As I stated before, they will employ the same strategy they did in 1983 when SS went into the red. I see a slight rise in the retirement age, some slight changes in the computation of benefits as suggested by Fred Thompson, and some tinkering with the COLA formula and taxation rates for those at the higher end of the economic ladder. The Dems will not do anything that hurts those at the bottom of the ladder in terms of taxation. SS is actually much easier to solve than Medicare, at least for the short term. The Dems will kick the can down the road rather than make the hard decisions.
It will only seem fair to the libs to means test Social Security with a higher tax on benefits. They have done it TWICE before. Why do you think it impossible to do this, now, with the most liberal government we have ever had?
With only one third of the 50 million Americans receiving benefits now paying taxes on them, the Dems can make some slight changes, but they are never going to tax all of the benefits. It would be polticial suicide. And remember, starting next year, one milliion Americans a year will be added to the SS rolls.
I am far more worried about Medicare/Medicaid. The Train Wreck Ahead Medicare is rolling toward disaster, and there is no easy way to fix it.
Why only make the upper income a little upset with you?

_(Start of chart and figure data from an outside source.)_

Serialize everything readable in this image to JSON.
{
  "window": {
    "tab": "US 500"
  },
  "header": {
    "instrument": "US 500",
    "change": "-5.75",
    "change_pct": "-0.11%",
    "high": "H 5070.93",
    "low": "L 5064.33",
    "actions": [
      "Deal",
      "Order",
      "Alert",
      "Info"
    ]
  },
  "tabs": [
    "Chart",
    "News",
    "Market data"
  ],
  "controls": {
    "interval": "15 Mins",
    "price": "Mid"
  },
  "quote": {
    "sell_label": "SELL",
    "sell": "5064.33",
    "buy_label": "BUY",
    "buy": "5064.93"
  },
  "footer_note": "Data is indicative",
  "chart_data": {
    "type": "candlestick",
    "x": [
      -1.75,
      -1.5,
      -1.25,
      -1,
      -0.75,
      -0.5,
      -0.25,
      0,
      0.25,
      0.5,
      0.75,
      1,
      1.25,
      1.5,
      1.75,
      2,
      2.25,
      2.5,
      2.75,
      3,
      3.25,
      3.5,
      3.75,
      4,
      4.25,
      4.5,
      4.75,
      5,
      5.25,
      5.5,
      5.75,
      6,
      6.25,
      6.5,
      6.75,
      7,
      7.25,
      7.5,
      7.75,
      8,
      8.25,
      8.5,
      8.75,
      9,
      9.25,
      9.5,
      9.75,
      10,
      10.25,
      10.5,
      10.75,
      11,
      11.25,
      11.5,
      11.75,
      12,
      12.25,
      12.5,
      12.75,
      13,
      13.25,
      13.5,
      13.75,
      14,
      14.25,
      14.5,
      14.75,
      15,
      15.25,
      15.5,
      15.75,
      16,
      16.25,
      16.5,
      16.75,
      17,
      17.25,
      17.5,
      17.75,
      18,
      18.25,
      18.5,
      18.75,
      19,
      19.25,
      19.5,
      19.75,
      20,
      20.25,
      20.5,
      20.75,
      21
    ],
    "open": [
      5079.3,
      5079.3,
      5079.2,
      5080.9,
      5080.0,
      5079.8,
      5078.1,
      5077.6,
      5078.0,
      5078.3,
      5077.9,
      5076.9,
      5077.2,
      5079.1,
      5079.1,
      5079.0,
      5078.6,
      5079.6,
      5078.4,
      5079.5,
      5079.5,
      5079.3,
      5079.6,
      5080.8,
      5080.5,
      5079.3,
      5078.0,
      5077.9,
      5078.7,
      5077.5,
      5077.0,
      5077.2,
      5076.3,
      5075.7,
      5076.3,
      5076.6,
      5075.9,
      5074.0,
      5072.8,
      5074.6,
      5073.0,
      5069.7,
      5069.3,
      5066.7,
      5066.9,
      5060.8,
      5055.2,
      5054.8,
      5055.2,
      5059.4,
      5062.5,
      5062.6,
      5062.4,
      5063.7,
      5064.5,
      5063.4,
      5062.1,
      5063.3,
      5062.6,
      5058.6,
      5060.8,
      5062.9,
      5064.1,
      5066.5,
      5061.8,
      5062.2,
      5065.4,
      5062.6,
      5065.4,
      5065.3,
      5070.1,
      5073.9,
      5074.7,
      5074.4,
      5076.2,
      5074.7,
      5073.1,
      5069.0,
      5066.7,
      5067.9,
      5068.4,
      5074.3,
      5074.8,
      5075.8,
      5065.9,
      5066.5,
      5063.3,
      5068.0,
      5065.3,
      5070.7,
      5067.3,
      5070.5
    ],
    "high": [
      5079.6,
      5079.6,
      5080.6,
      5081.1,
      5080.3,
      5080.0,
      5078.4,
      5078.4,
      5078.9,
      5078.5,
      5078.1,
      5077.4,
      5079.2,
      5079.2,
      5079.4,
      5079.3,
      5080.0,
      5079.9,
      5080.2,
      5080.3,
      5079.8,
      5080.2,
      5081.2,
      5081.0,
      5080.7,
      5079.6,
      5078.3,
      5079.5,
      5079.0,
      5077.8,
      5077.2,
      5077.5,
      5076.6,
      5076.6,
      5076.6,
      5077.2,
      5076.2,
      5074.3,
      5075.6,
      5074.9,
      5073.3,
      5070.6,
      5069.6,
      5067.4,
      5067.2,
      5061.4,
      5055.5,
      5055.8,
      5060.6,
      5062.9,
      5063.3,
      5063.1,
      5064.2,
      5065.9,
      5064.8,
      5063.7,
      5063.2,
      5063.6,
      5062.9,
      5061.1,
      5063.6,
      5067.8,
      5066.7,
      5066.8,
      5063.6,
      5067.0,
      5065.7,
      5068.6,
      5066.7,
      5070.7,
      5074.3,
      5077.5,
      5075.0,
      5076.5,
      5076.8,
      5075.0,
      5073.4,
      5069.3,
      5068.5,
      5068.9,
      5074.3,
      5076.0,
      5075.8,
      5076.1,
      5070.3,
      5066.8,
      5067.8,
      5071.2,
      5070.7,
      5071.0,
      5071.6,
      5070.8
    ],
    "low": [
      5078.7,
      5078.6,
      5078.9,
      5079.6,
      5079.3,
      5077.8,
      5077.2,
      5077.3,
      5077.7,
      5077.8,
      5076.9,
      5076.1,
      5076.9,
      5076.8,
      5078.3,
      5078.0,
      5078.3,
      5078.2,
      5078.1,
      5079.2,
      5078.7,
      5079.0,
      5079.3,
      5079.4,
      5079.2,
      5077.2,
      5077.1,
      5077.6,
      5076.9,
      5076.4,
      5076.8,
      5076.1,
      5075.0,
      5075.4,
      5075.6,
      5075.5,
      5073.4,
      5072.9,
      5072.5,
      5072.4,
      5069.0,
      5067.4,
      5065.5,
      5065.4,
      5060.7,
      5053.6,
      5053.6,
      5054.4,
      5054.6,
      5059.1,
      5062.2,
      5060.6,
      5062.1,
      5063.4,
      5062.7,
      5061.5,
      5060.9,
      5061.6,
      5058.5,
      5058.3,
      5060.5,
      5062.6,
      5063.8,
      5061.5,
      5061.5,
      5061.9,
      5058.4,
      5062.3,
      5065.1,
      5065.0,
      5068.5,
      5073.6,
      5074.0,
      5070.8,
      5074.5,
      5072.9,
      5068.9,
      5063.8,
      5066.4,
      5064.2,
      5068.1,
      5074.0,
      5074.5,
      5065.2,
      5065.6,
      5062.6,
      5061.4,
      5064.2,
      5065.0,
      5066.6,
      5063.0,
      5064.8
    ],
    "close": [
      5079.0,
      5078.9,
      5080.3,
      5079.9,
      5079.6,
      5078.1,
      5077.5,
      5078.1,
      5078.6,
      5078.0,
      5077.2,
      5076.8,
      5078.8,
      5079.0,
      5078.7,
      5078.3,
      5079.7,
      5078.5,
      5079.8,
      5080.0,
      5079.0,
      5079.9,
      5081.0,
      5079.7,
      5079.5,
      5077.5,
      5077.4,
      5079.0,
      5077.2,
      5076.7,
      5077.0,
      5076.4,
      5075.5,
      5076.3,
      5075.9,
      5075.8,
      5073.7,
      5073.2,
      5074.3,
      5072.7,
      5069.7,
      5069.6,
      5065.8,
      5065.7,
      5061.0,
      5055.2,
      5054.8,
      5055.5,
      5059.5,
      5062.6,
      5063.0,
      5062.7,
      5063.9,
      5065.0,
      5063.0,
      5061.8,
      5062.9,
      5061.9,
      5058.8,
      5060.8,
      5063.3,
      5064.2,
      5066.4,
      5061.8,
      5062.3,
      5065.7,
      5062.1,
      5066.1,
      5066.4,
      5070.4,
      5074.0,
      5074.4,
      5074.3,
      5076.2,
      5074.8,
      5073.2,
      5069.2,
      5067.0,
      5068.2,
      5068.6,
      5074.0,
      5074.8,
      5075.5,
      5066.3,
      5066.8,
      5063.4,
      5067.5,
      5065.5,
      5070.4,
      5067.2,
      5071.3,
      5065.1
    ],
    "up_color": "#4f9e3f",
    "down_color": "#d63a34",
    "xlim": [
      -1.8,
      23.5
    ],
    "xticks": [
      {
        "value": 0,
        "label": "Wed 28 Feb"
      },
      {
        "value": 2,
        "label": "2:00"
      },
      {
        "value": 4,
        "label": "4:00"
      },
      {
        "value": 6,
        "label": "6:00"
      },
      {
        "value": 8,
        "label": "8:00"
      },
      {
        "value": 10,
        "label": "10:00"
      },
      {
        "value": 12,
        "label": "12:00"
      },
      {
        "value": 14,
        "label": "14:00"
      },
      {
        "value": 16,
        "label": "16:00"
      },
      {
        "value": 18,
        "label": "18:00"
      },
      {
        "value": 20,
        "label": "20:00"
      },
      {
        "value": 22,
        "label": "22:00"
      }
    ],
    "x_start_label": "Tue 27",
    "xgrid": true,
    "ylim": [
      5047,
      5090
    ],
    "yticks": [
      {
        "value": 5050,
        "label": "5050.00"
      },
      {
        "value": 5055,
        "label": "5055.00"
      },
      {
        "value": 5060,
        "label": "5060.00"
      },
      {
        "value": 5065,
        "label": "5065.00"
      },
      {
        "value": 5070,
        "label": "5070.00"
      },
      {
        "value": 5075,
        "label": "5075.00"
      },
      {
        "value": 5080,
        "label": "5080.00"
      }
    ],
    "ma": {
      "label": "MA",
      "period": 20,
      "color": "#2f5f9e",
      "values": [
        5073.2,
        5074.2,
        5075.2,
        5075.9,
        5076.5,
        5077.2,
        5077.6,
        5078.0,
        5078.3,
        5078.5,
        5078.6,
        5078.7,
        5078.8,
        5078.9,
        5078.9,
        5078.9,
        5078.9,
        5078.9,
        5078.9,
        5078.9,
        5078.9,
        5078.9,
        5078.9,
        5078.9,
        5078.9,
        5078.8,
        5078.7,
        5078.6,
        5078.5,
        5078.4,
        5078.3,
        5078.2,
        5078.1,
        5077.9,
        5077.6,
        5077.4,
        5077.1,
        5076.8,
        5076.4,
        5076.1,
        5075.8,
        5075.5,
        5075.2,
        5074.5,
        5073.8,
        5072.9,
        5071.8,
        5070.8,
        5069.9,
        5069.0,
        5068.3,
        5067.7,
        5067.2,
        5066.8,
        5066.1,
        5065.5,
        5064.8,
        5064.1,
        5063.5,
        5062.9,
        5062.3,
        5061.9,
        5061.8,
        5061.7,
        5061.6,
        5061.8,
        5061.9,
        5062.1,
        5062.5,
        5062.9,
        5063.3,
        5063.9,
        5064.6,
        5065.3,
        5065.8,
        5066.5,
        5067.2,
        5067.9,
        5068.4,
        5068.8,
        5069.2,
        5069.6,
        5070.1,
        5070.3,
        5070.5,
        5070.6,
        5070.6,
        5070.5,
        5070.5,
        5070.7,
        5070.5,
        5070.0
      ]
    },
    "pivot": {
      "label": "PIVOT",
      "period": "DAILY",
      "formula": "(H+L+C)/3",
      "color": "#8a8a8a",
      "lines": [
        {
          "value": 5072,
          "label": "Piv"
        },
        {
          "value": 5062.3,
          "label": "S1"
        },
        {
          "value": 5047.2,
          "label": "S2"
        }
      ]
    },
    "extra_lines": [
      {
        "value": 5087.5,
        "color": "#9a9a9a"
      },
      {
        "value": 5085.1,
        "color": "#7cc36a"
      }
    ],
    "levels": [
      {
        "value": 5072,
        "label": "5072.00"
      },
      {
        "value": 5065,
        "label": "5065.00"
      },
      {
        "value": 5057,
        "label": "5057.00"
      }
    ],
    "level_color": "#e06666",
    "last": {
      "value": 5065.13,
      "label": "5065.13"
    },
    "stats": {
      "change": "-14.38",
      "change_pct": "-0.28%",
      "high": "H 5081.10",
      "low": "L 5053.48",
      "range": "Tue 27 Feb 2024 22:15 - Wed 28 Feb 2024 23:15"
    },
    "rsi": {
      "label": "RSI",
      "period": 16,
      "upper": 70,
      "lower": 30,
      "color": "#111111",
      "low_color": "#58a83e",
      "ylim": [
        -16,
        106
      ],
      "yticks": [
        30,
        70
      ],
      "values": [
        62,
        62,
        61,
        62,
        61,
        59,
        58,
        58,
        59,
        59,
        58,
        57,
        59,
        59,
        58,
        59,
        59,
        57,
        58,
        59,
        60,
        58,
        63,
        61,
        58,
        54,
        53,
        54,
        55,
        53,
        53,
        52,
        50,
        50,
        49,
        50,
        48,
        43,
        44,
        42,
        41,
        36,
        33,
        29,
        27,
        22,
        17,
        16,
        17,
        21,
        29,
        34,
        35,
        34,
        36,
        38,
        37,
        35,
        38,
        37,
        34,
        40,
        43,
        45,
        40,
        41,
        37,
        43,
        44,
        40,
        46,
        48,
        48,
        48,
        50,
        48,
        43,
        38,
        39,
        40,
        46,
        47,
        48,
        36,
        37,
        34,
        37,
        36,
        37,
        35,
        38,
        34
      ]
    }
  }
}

Why not “go for gold” and make ALL of the SS benefit taxable?
(Notice, I do not advocate for this solution, but it does seem the easiest, most efficient way to “means test” a program that can not continue to pay out the same benefits.)
Look at it this way, which is more likely:
1.) an actual cut in SS benefit amounts?
or
2.) Simply taxing the SS benefit?
Obviously, it is much easier to simply TAX the benefit.
As it stands today, even “tax free” municipal bond interest is added into the formula for considering the taxation level of SS benefits.
Also, the lower income folks pay NO TAXES now. It would be fairly easy to simply treat SS benefits as income, without even impacting the “poor” -— if nothing else, the “floor” for “free” SS benefits could remain the same, or rise slightly.
Another point which the libs don't like to address:
The “earned income credit” was first devised as a way to reimburse the working poor for their “payroll taxes” -— which is really awful, in practice:
The “poor” might pay virtually NOTHING into SS, yet they are often likely to receive all of their benefits tax free!